The Leaflet: Vaping Less Harmful than Smoking

Published September 29, 2017

E-cigarettes and other electronic nicotine delivery systems (ENDS) continue to prove beneficial as tobacco harm reduction products. Recently, Health Scotland issued a statement in which the agency pointed to conclusions made by more than 20 organizations about the benefits of using ENDS, especially for those struggling to break their addiction to traditional combustible cigarettes. “There is now agreement based on the current evidence that vaping e-cigarettes is definitely less harmful than smoking tobacco. … Thus, it would be a good thing if smokers used them instead of tobacco,” stated Health Scotland.

Other U.K. health organizations have reached similar conclusions on the safety of vaping products. Earlier in 2017, researchers at University College London reported e-cigarette use has been one of the primary factors in helping the United Kingdom attain higher smoking-cessation rates. It also determined e-cigarettes are a safe alternative to traditional smoking.

In 2015, Public Health England, a national health education agency, found evidence showing e-cigarette use is correlated with reduced rates of smoking and smoking-related diseases, does not lead to nicotine poisoning, and is 95 percent safer than smoking.

In Vaping, E-Cigarettes, and Public Policy Toward Alternatives to Smoking, Heartland Senior Fellow Dr. Brad Rodu describes the many U.S. policies that unfairly target ENDS. In many states, Rodu writes, high “sin taxes” are levied on vaping products, just as they are on gambling, smoking, and alcohol, with the goal being to discourage consumption of these “vices.” For example, in 2016, Pennsylvania lawmakers passed a 40 percent wholesale tax on all vaping products sold in state, which resulted in the closing of more than 100 businesses and the loss of several hundred jobs.

Other burdensome and punitive policies include indoor and outdoor bans on the use of vaping products, which do not emit the “secondhand” toxins and smoke that cigarettes do, and Food and Drug Administration mandates requiring ENDS manufactures to submit lengthy and costly pre-market tobacco applications.

Heartland Government Relations Manager Lindsey Stroud wrote in a new Research & Commentary, “In 2010, 8.7 percent of U.S. health care spending, about $170 billion per year, was attributable to tobacco cigarettes. ENDS could help offset health care costs, an argument J. Scott Moody, chief executive officer and chief economist at State Budget Solutions, made in a 2015 Policy Analysis.”

Medicaid is one of the largest expenditures in states’ budgets. Conventional cigarette smokers constitute a higher percentage of Medicaid enrollees (51 percent) than of the general public (21 percent). Moody estimated a switch from cigarettes to ENDS could have resulted in a savings of up to $48 billion in fiscal year 2012.

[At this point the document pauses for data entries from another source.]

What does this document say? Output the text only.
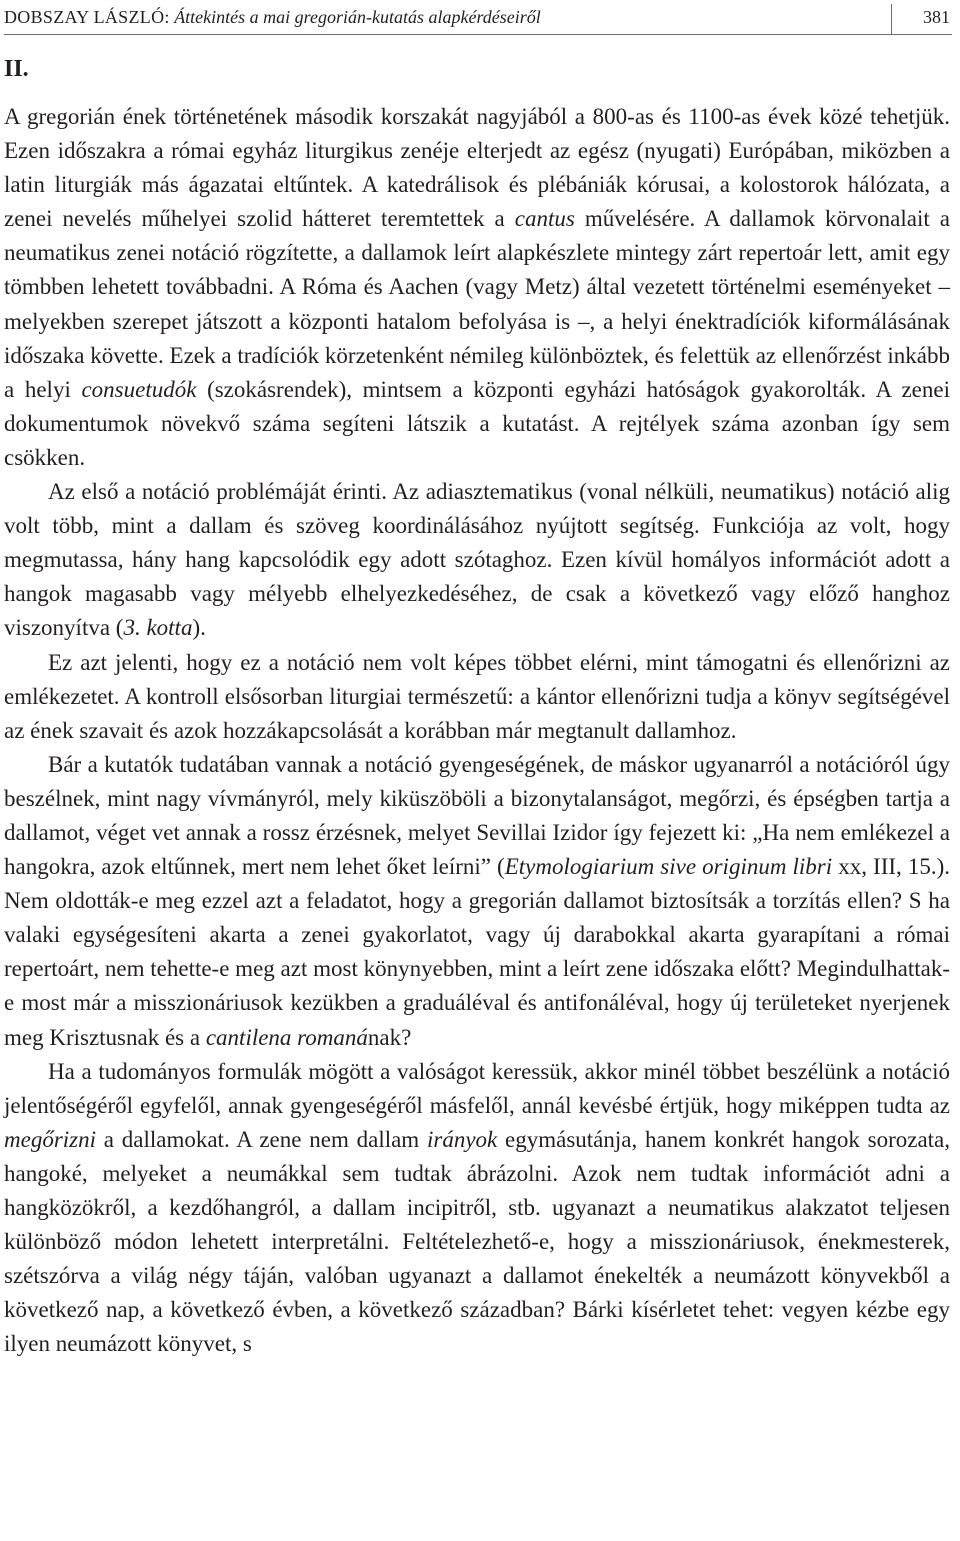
DOBSZAY LÁSZLÓ: Áttekintés a mai gregorián-kutatás alapkérdéseiről	381
II.

A gregorián ének történetének második korszakát nagyjából a 800-as és 1100-as évek közé tehetjük. Ezen időszakra a római egyház liturgikus zenéje elterjedt az egész (nyugati) Európában, miközben a latin liturgiák más ágazatai eltűntek. A katedrálisok és plébániák kórusai, a kolostorok hálózata, a zenei nevelés műhelyei szolid hátteret teremtettek a cantus művelésére. A dallamok körvonalait a neumatikus zenei notáció rögzítette, a dallamok leírt alapkészlete mintegy zárt repertoár lett, amit egy tömbben lehetett továbbadni. A Róma és Aachen (vagy Metz) által vezetett történelmi eseményeket – melyekben szerepet játszott a központi hatalom befolyása is –, a helyi énektradíciók kiformálásának időszaka követte. Ezek a tradíciók körzetenként némileg különböztek, és felettük az ellenőrzést inkább a helyi consuetudók (szokásrendek), mintsem a központi egyházi hatóságok gyakorolták. A zenei dokumentumok növekvő száma segíteni látszik a kutatást. A rejtélyek száma azonban így sem csökken.

Az első a notáció problémáját érinti. Az adiasztematikus (vonal nélküli, neumatikus) notáció alig volt több, mint a dallam és szöveg koordinálásához nyújtott segítség. Funkciója az volt, hogy megmutassa, hány hang kapcsolódik egy adott szótaghoz. Ezen kívül homályos információt adott a hangok magasabb vagy mélyebb elhelyezkedéséhez, de csak a következő vagy előző hanghoz viszonyítva (3. kotta).

Ez azt jelenti, hogy ez a notáció nem volt képes többet elérni, mint támogatni és ellenőrizni az emlékezetet. A kontroll elsősorban liturgiai természetű: a kántor ellenőrizni tudja a könyv segítségével az ének szavait és azok hozzákapcsolását a korábban már megtanult dallamhoz.

Bár a kutatók tudatában vannak a notáció gyengeségének, de máskor ugyanarról a notációról úgy beszélnek, mint nagy vívmányról, mely kiküszöböli a bizonytalanságot, megőrzi, és épségben tartja a dallamot, véget vet annak a rossz érzésnek, melyet Sevillai Izidor így fejezett ki: „Ha nem emlékezel a hangokra, azok eltűnnek, mert nem lehet őket leírni” (Etymologiarium sive originum libri xx, III, 15.). Nem oldották-e meg ezzel azt a feladatot, hogy a gregorián dallamot biztosítsák a torzítás ellen? S ha valaki egységesíteni akarta a zenei gyakorlatot, vagy új darabokkal akarta gyarapítani a római repertoárt, nem tehette-e meg azt most könynyebben, mint a leírt zene időszaka előtt? Megindulhattak-e most már a misszionáriusok kezükben a graduáléval és antifonáléval, hogy új területeket nyerjenek meg Krisztusnak és a cantilena romanának?

Ha a tudományos formulák mögött a valóságot keressük, akkor minél többet beszélünk a notáció jelentőségéről egyfelől, annak gyengeségéről másfelől, annál kevésbé értjük, hogy miképpen tudta az megőrizni a dallamokat. A zene nem dallam irányok egymásutánja, hanem konkrét hangok sorozata, hangoké, melyeket a neumákkal sem tudtak ábrázolni. Azok nem tudtak információt adni a hangközökről, a kezdőhangról, a dallam incipitről, stb. ugyanazt a neumatikus alakzatot teljesen különböző módon lehetett interpretálni. Feltételezhető-e, hogy a misszionáriusok, énekmesterek, szétszórva a világ négy táján, valóban ugyanazt a dallamot énekelték a neumázott könyvekből a következő nap, a következő évben, a következő században? Bárki kísérletet tehet: vegyen kézbe egy ilyen neumázott könyvet, s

Smoking is the leading cause of preventable death in the United States, causing as many as 480,000 premature deaths every year. If policymakers wish to lower health care costs and government spending, they should be pushing for policies consistent with the latest research, which shows clearly ENDS are a less harmful alternative to combustible cigarettes.

Stroud concludes, “Rather than demonize ENDS, state officials should welcome their use and refrain from imposing unnecessary regulations on them and from treating them as though they are similar to combustible cigarettes.”